Petit fonctionnaire au ministère, la société
le rejette. Dans sa chambre meublée de rouge, il
tourne en rond. Son visage n'est jamais en pleine
lumière, l'attitude et la voix de l'acteur
renvoient l'image juste d'un homme réfugié dans
son monde. Un monde différent où la souffrance
l'a poussé en retraite. Ses mots n'ont jamais
trouvé d'issue, ses paroles n'ont jamais atteint
personne. Replié dans sa solitude, sa logique,
il délire. Qui pourrait prétendre ne pas avoir
été traversé un jour par un court instant de délire
? C'est tellement bon parfois d'être déraisonnable
et de courir en dehors des chemins battus.
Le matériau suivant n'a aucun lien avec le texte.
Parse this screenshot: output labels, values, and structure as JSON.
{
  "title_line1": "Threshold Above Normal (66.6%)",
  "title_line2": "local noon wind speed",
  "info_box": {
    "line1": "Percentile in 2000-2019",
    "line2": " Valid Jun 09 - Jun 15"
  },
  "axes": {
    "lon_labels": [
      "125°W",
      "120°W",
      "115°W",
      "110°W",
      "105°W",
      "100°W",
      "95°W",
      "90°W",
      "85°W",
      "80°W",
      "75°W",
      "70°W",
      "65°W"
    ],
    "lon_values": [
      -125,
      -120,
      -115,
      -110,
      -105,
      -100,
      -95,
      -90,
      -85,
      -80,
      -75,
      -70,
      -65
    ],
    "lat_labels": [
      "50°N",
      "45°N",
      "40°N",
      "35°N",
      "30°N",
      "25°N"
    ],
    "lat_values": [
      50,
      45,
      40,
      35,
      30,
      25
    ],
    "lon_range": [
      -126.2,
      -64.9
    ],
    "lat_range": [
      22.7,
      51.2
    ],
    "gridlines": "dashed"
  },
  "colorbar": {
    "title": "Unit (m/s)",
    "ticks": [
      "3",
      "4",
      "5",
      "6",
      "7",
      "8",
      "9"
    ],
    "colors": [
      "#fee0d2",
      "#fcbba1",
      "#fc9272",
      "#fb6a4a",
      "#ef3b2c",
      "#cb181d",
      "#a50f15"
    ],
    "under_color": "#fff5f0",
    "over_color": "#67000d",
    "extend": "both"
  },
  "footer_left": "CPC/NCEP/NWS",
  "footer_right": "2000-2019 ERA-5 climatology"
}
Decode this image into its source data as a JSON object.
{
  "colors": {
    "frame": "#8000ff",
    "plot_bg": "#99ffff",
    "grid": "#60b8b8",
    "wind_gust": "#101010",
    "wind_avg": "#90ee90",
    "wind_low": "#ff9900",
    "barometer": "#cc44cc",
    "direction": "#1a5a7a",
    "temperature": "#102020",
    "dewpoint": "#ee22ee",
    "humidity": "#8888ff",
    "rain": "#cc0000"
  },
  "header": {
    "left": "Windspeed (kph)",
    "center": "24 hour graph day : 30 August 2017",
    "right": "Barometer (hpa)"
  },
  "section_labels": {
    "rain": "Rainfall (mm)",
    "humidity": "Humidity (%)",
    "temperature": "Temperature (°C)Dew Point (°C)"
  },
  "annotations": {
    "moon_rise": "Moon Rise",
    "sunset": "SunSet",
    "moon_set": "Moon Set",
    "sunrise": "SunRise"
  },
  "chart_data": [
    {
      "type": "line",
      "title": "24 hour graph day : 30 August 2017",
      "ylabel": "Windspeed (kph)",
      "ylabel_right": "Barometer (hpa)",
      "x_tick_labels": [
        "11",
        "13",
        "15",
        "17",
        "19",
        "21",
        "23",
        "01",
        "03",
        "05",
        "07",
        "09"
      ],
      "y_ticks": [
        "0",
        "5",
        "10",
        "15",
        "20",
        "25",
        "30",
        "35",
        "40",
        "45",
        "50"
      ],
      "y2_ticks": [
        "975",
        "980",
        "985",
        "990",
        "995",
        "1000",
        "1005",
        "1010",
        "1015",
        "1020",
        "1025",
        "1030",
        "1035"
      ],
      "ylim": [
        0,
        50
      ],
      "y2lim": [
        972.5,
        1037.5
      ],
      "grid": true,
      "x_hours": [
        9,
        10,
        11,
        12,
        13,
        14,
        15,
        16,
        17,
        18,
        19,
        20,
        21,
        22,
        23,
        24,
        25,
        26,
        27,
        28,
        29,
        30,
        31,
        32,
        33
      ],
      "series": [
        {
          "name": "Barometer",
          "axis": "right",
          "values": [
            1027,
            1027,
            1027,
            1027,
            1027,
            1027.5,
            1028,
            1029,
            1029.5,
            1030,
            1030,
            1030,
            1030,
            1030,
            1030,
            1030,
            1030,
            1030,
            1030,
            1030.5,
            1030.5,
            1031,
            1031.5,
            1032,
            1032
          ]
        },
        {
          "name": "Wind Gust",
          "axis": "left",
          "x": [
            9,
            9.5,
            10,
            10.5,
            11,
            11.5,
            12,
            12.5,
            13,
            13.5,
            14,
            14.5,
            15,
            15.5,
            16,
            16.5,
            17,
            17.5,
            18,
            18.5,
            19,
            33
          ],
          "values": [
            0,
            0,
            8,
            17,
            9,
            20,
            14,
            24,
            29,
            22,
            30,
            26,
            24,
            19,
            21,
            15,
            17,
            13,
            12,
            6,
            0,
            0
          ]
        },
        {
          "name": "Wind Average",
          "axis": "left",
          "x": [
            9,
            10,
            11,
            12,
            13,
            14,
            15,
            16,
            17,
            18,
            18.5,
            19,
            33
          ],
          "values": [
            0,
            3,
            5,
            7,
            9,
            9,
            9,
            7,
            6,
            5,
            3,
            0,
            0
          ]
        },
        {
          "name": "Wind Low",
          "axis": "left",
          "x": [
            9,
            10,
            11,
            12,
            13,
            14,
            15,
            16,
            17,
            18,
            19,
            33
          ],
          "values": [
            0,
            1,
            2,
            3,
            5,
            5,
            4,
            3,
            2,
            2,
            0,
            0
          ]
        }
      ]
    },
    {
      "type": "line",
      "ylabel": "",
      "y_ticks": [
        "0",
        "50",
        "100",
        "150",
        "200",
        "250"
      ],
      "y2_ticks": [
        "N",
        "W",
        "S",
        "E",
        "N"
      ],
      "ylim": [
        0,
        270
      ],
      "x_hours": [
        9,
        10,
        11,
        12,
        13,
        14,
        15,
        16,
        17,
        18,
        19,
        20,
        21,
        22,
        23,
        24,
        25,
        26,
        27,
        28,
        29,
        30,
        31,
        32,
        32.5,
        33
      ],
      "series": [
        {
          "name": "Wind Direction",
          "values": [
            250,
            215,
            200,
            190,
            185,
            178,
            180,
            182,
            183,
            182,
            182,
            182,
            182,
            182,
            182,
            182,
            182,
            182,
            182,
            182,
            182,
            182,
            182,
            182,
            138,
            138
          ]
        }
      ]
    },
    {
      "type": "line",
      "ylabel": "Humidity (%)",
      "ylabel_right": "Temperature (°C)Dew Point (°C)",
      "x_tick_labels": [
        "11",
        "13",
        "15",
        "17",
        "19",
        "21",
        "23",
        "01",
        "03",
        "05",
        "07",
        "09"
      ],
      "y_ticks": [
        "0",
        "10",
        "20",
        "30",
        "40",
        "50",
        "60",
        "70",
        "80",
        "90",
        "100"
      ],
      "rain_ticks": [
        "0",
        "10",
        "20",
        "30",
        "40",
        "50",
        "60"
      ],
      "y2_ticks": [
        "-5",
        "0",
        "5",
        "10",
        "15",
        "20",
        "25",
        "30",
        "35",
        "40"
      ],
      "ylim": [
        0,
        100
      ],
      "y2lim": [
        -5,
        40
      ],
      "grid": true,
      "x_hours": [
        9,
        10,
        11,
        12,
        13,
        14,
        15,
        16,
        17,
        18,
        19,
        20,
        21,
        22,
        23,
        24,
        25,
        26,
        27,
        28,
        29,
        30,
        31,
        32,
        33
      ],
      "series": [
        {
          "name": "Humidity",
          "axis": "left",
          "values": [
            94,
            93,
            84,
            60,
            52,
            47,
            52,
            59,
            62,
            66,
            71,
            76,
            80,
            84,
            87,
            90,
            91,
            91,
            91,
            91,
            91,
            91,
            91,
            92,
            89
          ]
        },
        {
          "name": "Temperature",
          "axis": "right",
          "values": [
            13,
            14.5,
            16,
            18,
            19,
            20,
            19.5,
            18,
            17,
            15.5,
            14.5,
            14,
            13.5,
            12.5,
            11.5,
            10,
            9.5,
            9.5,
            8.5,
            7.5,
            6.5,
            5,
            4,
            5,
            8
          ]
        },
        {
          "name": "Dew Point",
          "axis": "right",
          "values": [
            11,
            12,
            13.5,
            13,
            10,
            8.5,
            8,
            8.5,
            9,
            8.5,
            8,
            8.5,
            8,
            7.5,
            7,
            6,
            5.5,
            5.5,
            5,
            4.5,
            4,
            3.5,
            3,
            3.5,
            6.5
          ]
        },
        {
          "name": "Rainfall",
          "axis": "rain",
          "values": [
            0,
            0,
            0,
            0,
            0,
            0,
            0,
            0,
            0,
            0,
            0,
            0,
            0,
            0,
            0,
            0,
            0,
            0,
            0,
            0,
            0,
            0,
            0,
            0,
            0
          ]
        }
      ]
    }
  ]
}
Les
sentiments amoureux qu'il voue à l'inaccessible
Sophie, le poursuivent, mais son rêve s'envole
dans la fumée d'une cigarette. Il interroge le
chien Nedji, fidèle compagnon de Sophie."raconte
moi tout ce que tu sais de ta demoiselle".
Alors, il imagine une conversation entre Nedji et
une petite chienne, à travers un paquet de
lettres qu'il aurait trouvé dans le panier du
chien. Vérité blessante, tous ces mots le déchirent,
d'un geste, il les éparpille autour de lui..."Fou",
ce mot résonne de diverses façons : il peut être
drôle, passionné, il peut démasquer la rigidité.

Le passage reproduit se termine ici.